Selfishly, I’d prefer an alternative offering. Selflessly, we’re doing it for the kids. If only The Tales of Beatrix Potter or Alice in Wonderland had a 30ft Christmas tree.

But then lets admit, we all enjoy the pas de deux of the Sugar Plum Fairy and the Prince, and in this performance the Royal Ballet offer up a couple of angels on their tree in the form of Alina Cojocaru and Johan Kobborg.

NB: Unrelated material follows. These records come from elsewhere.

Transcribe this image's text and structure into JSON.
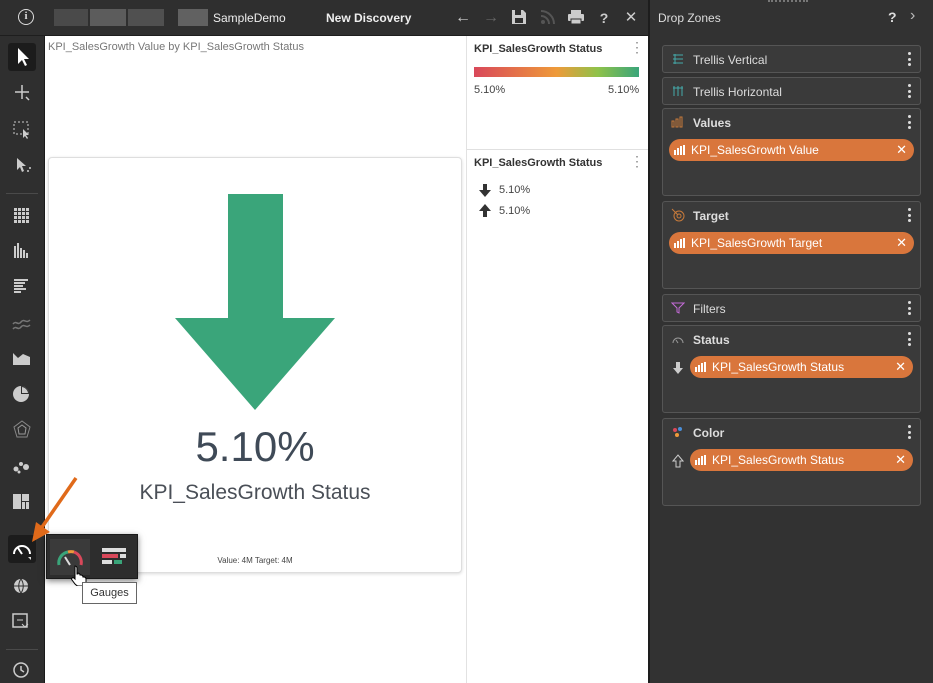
{
  "topbar": {
    "app_name": "SampleDemo",
    "discovery_title": "New Discovery",
    "info_glyph": "i",
    "icons": [
      "back-arrow-icon",
      "forward-arrow-icon",
      "save-icon",
      "rss-icon",
      "print-icon",
      "help-icon",
      "close-icon"
    ],
    "help_glyph": "?",
    "close_glyph": "✕",
    "back_glyph": "←",
    "forward_glyph": "→"
  },
  "toolbar": {
    "items": [
      "pointer-tool",
      "move-tool",
      "select-region-tool",
      "pointer-select-tool",
      "grid-chart",
      "column-chart",
      "bar-chart",
      "line-chart",
      "area-chart",
      "pie-chart",
      "radar-chart",
      "scatter-chart",
      "treemap-chart",
      "gauge-chart",
      "map-chart",
      "custom-chart",
      "settings"
    ]
  },
  "visual": {
    "title": "KPI_SalesGrowth Value by KPI_SalesGrowth Status",
    "kpi_value": "5.10%",
    "kpi_label": "KPI_SalesGrowth Status",
    "footer": "Value: 4M Target: 4M",
    "arrow_color": "#3aa57a",
    "direction": "down"
  },
  "legends": {
    "color_legend": {
      "title": "KPI_SalesGrowth Status",
      "min": "5.10%",
      "max": "5.10%",
      "gradient": [
        "#d9485a",
        "#ee9a3a",
        "#8fc24a",
        "#3aa57a"
      ]
    },
    "status_legend": {
      "title": "KPI_SalesGrowth Status",
      "items": [
        {
          "icon": "arrow-down-icon",
          "label": "5.10%"
        },
        {
          "icon": "arrow-up-icon",
          "label": "5.10%"
        }
      ]
    }
  },
  "gauges_popup": {
    "tooltip": "Gauges"
  },
  "drop_zones": {
    "title": "Drop Zones",
    "help_glyph": "?",
    "collapse_glyph": "›",
    "zones": [
      {
        "label": "Trellis Vertical",
        "icon": "trellis-vertical-icon"
      },
      {
        "label": "Trellis Horizontal",
        "icon": "trellis-horizontal-icon"
      },
      {
        "label": "Values",
        "icon": "values-icon",
        "chip": "KPI_SalesGrowth Value"
      },
      {
        "label": "Target",
        "icon": "target-icon",
        "chip": "KPI_SalesGrowth Target"
      },
      {
        "label": "Filters",
        "icon": "filter-icon"
      },
      {
        "label": "Status",
        "icon": "status-gauge-icon",
        "chip": "KPI_SalesGrowth Status"
      },
      {
        "label": "Color",
        "icon": "color-palette-icon",
        "chip": "KPI_SalesGrowth Status"
      }
    ],
    "chip_close": "✕",
    "colors": {
      "chip": "#d9763c",
      "panel": "#323232",
      "zone": "#3a3a3a"
    }
  }
}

Cojocaru’s Sugar Plum is not on automatic. She approaches it as though it is a new-found object, a discovery that reveals much more than it may have previously. Fascinating to watch the way she unexpectedly emphasises and accentuates certain steps, transfixing her audience to her every move. In the pas de deux her developpe a la seconde with her back to the audience gently supported by Kobborg, is remarkable not for its height (neither grotesque nor flashy but supremely placed) but for the slow and controlled way her leg unfolds, squeezing out every moment of Tchaikovsky’s music as it makes its way up. It is in part Kobborg’s harmonious partnering of Cojocaru, which allows such luxuriousness in her movement.

A magical partnership – I would sit through 27 Nutcracker’s to see Cojocaru dance.